1. Creating the Main Workflow

  1. Create a main workflow that includes one module called FASTP.
  2. Define a channel to store FASTQ information from the file specified in params.input_file. This channel should include the part column from the TSV, which acts as a row counter / FASTQ set ID. The final channel, when using .view(), should look like this:

    groovy [sample_1, 1, /project/nextflow_zero2hero/data/NA12878/fastq/sample1/chunks/reads_R1.part_001.fastq, /project/nextflow_zero2hero/data/NA12878/fastq/sample1/chunks/reads_R2.part_001.fastq] [sample_1, 2, /project/nextflow_zero2hero/data/NA12878/fastq/sample1/chunks/reads_R1.part_002.fastq, /project/nextflow_zero2hero/data/NA12878/fastq/sample1/chunks/reads_R2.part_002.fastq] [sample_1, 3, /project/nextflow_zero2hero/data/NA12878/fastq/sample1/chunks/reads_R1.part_003.fastq, /project/nextflow_zero2hero/data/NA12878/fastq/sample1/chunks/reads_R2.part_003.fastq] [sample_2, 1, /project/nextflow_zero2hero/data/NA12878/fastq/sample2/chunks/reads_R1.part_003.fastq, /project/nextflow_zero2hero/data/NA12878/fastq/sample2/chunks/reads_R2.part_003.fastq]

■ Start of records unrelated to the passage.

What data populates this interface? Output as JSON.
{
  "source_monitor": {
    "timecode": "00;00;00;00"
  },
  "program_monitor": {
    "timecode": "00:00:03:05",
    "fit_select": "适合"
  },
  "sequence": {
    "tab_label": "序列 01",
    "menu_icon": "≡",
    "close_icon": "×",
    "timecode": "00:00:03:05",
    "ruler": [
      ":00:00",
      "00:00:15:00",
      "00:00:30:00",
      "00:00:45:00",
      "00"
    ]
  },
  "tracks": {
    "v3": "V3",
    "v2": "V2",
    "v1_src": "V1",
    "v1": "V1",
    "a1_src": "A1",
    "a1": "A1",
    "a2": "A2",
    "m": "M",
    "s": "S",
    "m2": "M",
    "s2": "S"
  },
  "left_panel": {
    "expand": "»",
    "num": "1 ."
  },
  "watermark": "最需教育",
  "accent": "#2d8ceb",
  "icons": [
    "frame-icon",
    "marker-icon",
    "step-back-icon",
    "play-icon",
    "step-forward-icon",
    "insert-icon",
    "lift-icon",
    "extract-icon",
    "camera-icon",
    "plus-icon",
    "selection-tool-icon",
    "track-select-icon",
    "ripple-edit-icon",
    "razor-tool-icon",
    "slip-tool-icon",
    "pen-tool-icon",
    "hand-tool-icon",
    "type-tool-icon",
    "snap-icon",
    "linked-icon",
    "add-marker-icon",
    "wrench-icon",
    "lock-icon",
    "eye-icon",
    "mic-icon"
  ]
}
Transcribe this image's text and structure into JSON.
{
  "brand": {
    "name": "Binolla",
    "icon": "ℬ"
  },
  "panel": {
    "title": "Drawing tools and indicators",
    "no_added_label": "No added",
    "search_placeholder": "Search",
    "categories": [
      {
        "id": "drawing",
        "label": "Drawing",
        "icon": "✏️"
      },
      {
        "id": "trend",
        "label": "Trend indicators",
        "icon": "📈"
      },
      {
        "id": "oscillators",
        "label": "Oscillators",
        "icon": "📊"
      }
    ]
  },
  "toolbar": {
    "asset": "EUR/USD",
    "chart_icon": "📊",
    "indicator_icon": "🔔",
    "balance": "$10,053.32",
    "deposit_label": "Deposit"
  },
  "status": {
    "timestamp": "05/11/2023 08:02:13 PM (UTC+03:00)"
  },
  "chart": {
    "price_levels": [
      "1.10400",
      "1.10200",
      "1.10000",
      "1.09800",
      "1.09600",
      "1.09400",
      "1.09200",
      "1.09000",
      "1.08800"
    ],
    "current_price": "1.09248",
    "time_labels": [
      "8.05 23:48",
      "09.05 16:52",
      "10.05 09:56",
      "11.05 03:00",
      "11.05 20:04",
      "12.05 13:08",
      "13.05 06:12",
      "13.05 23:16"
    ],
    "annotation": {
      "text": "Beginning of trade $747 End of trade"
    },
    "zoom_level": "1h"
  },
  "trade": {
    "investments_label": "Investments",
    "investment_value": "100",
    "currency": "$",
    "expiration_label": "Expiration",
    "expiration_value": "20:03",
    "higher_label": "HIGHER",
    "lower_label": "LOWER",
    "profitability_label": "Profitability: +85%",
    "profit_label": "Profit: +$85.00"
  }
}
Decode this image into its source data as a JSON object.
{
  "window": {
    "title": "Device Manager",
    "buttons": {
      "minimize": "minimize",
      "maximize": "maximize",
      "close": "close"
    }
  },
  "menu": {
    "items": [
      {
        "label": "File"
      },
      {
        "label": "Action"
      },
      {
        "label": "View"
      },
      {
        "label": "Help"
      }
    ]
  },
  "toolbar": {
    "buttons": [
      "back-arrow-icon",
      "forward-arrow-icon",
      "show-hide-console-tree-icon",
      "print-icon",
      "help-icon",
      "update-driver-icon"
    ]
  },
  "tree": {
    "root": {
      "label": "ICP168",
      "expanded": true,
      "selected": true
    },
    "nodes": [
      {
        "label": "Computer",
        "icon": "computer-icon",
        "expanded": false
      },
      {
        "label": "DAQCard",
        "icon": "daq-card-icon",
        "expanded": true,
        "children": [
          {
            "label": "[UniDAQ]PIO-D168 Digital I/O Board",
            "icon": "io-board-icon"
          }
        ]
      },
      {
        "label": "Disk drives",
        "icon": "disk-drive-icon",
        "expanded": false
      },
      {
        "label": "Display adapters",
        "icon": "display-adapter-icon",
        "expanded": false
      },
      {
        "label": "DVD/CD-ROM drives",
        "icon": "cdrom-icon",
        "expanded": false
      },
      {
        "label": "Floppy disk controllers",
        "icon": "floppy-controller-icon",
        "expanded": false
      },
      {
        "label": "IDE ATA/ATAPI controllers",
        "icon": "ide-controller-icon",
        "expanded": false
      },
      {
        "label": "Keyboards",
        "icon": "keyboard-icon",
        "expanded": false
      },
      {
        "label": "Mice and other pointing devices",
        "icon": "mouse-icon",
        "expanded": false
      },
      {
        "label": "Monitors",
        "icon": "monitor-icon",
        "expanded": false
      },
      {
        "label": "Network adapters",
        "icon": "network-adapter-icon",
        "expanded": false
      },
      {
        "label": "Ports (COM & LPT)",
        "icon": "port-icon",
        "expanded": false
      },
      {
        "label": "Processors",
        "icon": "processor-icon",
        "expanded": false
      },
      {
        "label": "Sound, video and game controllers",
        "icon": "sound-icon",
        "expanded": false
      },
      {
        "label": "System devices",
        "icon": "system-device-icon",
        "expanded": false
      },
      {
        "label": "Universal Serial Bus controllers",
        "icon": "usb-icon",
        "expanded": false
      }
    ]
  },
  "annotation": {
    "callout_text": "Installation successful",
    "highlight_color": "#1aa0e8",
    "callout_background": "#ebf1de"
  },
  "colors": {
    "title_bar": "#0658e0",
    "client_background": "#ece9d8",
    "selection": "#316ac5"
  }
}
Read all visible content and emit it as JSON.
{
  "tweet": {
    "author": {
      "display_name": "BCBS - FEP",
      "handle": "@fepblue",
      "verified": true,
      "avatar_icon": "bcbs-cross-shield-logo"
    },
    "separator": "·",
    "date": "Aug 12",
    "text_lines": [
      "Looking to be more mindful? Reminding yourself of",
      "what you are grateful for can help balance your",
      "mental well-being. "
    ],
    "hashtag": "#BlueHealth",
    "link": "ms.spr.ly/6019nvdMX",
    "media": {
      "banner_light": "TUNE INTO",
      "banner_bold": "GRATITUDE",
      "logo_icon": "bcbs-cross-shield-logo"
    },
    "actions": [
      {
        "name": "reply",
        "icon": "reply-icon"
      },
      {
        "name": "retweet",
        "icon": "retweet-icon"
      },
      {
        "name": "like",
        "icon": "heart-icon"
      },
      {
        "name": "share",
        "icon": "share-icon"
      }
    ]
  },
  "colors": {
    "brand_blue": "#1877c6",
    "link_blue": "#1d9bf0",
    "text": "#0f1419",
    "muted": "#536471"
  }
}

    This channel will serve as the sole input for the FASTP module.


2. Creating the FASTP Module

  1. Create a module called FASTP that:
  2. Takes as input a tuple with the structure shown above.
  3. Outputs two tuples: - First tuple: Contains sample_id, ${sample_id}_${fastq_R1_basename}-${fastq_set_id}-qced.fastq.gz, ${sample_id}_${fastq_R2_basename}-${fastq_set_id}-qced.fastq.gz. - Second tuple: Contains log and HTML files (not used for now).

  4. Use the following script to process the input and generate the output:

    bash fastp \ -i ${fastq_R1} -o ${sample_id}_${fastq_set_id}_R1_qced.fastq.gz \ -I ${fastq_R2} -O ${sample_id}_${fastq_set_id}_R2_qced.fastq.gz \ --json ${sample_id}_${fastq_set_id}_fastp.json \ --html ${sample_id}_${fastq_set_id}_fastp.html \ --thread 4

  5. Outputs the following tuples:

    • tuple val(sample_id), val(fastq_set_id), "sample_id_fastq_set_id_R1_qced.fastq.gz", "sample_id_fastq_set_id_R2_qced.fastq.gz"
    • tuple val(sample_id), val(fastq_set_id), ".json", ".html"

3. Results: FASTQ

The results should be organized into two folders with the following structure:

You should have as results 2 folders with the following structure:

  • results/reads_qc/sample_1/fastp/sample_1_1_fastp ....
  • results/reads_qc/sample_2/fastp/sample_2_1_fastp ....

Part 2 Workflow

1. Align and Merge FASTQ Files

  1. Expand the Main Workflow:

  2. Set the object reference_genome from params.reference_genome.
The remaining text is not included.